In parallelogram ABCD, the bisectors of angles B and C intersect side AD at points M and L, respectively.
In parallelogram ABCD, the bisectors of angles B and C intersect side AD at points M and L, respectively. BC = 30, and lines BM and CL intersect at point P so that CP: CL = 5: 3. Find the AD side.
Since ABCD is a parallelogram, then BC is parallel to AD, and the angle BCP = MLP as the corresponding angles at the intersection of parallel BC and AD secant CP.
Then the triangles BCP and MLP are similar in two angles.
Let CP = 5 * X cm, then CL = 3 * X, and PL = 5 * X – 3 * X = 2 * X.

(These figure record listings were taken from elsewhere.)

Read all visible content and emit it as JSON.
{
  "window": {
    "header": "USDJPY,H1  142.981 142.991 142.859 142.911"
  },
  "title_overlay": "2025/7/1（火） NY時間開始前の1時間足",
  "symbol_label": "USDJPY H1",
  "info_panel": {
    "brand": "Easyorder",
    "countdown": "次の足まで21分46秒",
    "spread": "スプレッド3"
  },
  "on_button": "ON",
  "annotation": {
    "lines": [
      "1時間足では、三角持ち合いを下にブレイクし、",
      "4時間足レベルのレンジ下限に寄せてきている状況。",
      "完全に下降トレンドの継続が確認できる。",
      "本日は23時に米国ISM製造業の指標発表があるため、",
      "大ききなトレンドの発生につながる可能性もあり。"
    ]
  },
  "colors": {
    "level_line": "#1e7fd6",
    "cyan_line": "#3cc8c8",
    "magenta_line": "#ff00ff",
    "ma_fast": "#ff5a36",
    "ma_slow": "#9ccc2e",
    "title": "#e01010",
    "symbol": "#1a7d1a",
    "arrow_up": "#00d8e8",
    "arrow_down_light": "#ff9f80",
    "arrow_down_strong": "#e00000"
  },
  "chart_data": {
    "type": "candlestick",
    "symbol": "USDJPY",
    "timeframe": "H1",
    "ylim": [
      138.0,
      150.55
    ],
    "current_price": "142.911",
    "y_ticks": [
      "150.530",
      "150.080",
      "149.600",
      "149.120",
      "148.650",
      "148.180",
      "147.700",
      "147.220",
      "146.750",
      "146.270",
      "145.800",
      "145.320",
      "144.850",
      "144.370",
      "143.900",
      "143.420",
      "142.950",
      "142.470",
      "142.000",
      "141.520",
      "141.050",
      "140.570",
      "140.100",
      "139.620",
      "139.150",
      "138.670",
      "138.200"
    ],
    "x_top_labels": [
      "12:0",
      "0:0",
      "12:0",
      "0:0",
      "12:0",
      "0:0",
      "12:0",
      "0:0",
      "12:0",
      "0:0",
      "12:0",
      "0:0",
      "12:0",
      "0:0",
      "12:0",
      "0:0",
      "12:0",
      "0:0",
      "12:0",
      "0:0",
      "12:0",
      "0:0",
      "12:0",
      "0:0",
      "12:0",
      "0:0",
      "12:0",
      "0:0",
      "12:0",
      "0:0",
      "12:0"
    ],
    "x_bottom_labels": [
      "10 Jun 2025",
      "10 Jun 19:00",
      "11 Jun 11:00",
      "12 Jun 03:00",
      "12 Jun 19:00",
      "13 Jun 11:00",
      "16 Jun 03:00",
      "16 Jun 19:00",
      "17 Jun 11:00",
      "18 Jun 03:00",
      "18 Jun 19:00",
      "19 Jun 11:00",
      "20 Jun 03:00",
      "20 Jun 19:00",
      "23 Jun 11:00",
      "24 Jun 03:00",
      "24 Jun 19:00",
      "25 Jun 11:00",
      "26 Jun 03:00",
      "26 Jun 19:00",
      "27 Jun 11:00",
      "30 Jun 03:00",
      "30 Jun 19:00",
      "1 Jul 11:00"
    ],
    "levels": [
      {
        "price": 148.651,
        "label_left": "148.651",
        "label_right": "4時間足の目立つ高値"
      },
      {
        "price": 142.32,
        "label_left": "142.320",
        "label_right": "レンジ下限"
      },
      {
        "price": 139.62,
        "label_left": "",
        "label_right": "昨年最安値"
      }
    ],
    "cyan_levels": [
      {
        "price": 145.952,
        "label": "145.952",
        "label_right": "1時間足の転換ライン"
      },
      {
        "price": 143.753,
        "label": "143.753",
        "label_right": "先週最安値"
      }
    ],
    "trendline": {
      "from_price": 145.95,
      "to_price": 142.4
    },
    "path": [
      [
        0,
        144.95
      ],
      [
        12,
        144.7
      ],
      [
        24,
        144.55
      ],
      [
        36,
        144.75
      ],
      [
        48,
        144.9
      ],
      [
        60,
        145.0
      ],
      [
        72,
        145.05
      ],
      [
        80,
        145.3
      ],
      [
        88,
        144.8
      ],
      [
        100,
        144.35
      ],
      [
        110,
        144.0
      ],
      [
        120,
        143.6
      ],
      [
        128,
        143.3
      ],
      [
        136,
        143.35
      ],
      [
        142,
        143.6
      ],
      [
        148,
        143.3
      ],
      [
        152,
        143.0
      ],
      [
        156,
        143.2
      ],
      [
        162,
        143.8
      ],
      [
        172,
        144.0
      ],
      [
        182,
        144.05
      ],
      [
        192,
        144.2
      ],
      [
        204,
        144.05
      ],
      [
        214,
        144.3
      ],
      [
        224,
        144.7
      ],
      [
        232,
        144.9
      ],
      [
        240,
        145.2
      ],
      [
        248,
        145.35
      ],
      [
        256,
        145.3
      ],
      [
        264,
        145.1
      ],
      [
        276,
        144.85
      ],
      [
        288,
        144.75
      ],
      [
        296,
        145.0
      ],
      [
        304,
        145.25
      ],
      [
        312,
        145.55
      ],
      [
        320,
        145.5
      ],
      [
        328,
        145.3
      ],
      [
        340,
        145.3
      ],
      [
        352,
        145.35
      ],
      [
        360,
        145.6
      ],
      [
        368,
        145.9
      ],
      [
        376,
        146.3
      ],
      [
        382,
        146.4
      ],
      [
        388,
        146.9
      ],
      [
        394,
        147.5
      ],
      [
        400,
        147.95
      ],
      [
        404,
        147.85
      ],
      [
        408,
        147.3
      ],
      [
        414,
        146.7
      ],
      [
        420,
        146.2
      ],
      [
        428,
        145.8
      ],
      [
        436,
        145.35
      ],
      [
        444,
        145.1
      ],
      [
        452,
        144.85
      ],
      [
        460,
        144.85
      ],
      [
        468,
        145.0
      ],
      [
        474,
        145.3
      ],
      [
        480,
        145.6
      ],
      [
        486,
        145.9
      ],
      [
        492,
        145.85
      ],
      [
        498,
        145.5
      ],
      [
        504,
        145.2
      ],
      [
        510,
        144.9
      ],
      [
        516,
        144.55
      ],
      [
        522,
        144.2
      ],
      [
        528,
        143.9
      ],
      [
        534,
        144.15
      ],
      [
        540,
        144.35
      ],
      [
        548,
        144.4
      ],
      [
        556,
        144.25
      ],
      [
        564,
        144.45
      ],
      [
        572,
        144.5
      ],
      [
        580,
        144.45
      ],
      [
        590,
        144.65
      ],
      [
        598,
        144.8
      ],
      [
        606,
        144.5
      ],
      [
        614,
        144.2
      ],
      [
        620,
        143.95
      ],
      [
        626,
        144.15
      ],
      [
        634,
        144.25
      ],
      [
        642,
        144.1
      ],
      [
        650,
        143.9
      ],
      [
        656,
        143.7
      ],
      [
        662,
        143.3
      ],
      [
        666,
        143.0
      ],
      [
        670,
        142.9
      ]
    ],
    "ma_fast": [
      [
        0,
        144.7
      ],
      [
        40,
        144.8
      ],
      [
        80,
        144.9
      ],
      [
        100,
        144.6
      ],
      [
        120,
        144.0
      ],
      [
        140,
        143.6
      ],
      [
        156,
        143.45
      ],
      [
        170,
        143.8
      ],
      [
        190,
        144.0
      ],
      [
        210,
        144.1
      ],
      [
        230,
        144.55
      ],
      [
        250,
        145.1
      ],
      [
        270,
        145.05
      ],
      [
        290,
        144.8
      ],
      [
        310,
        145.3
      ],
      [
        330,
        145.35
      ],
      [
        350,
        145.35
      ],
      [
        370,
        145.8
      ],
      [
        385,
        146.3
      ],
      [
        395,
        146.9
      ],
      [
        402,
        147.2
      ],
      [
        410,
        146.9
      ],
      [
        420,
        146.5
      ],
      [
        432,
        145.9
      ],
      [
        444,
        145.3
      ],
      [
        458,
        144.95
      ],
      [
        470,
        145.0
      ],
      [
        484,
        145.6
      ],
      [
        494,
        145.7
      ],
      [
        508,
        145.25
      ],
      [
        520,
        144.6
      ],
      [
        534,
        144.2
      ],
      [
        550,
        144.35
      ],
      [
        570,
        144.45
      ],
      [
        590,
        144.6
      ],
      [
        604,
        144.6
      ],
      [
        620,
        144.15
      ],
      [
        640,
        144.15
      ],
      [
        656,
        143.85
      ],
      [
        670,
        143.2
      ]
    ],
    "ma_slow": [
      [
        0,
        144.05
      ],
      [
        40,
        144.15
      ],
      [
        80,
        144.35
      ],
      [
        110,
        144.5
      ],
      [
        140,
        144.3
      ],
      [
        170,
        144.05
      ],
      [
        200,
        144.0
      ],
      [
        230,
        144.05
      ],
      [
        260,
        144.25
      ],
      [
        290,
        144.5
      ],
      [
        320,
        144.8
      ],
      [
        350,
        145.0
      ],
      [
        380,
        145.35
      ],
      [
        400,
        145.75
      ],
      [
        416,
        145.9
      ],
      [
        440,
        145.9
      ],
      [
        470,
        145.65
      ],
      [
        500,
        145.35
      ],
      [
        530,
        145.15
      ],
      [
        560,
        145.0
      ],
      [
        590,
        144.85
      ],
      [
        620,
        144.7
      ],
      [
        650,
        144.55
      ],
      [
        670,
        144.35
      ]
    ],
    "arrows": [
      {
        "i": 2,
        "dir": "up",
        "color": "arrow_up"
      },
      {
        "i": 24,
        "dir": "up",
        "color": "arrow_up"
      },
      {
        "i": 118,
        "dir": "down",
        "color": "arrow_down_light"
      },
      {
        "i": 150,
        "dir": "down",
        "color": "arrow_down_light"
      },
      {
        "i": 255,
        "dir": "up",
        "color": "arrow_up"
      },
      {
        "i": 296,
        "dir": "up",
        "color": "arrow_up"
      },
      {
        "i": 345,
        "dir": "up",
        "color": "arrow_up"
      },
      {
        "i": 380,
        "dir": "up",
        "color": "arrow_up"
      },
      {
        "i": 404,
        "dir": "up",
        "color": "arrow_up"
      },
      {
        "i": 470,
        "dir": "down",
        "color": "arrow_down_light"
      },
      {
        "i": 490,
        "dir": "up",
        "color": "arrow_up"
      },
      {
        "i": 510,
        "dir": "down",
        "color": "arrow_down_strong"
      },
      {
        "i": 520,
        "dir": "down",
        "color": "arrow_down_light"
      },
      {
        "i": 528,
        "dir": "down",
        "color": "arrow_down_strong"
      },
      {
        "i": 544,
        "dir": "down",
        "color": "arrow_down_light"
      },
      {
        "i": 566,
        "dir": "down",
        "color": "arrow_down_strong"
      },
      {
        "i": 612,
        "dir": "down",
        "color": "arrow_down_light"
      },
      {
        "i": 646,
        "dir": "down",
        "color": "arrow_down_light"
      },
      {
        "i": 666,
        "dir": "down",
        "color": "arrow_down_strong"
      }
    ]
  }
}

The coefficient of similarity of triangles is: K = 2 * X / 5 * X = 2/5.
Then ML / BC = 2/5.
ML = 2 * BC / 5 = 2 * 30/5 = 12 cm.
Since BP and CP are bisectors of the angles, they cut off the isosceles triangles ABM and CDL.
AB = CD = AM = DL.
Then AD = BC = 30 = 2 * AM + ML = 2 * AM + 12.
2 * AM = 30 – 12 = 18 cm.
AM = AB = 18/2 = 9 m.
Answer: The length of the AB side is 9 cm.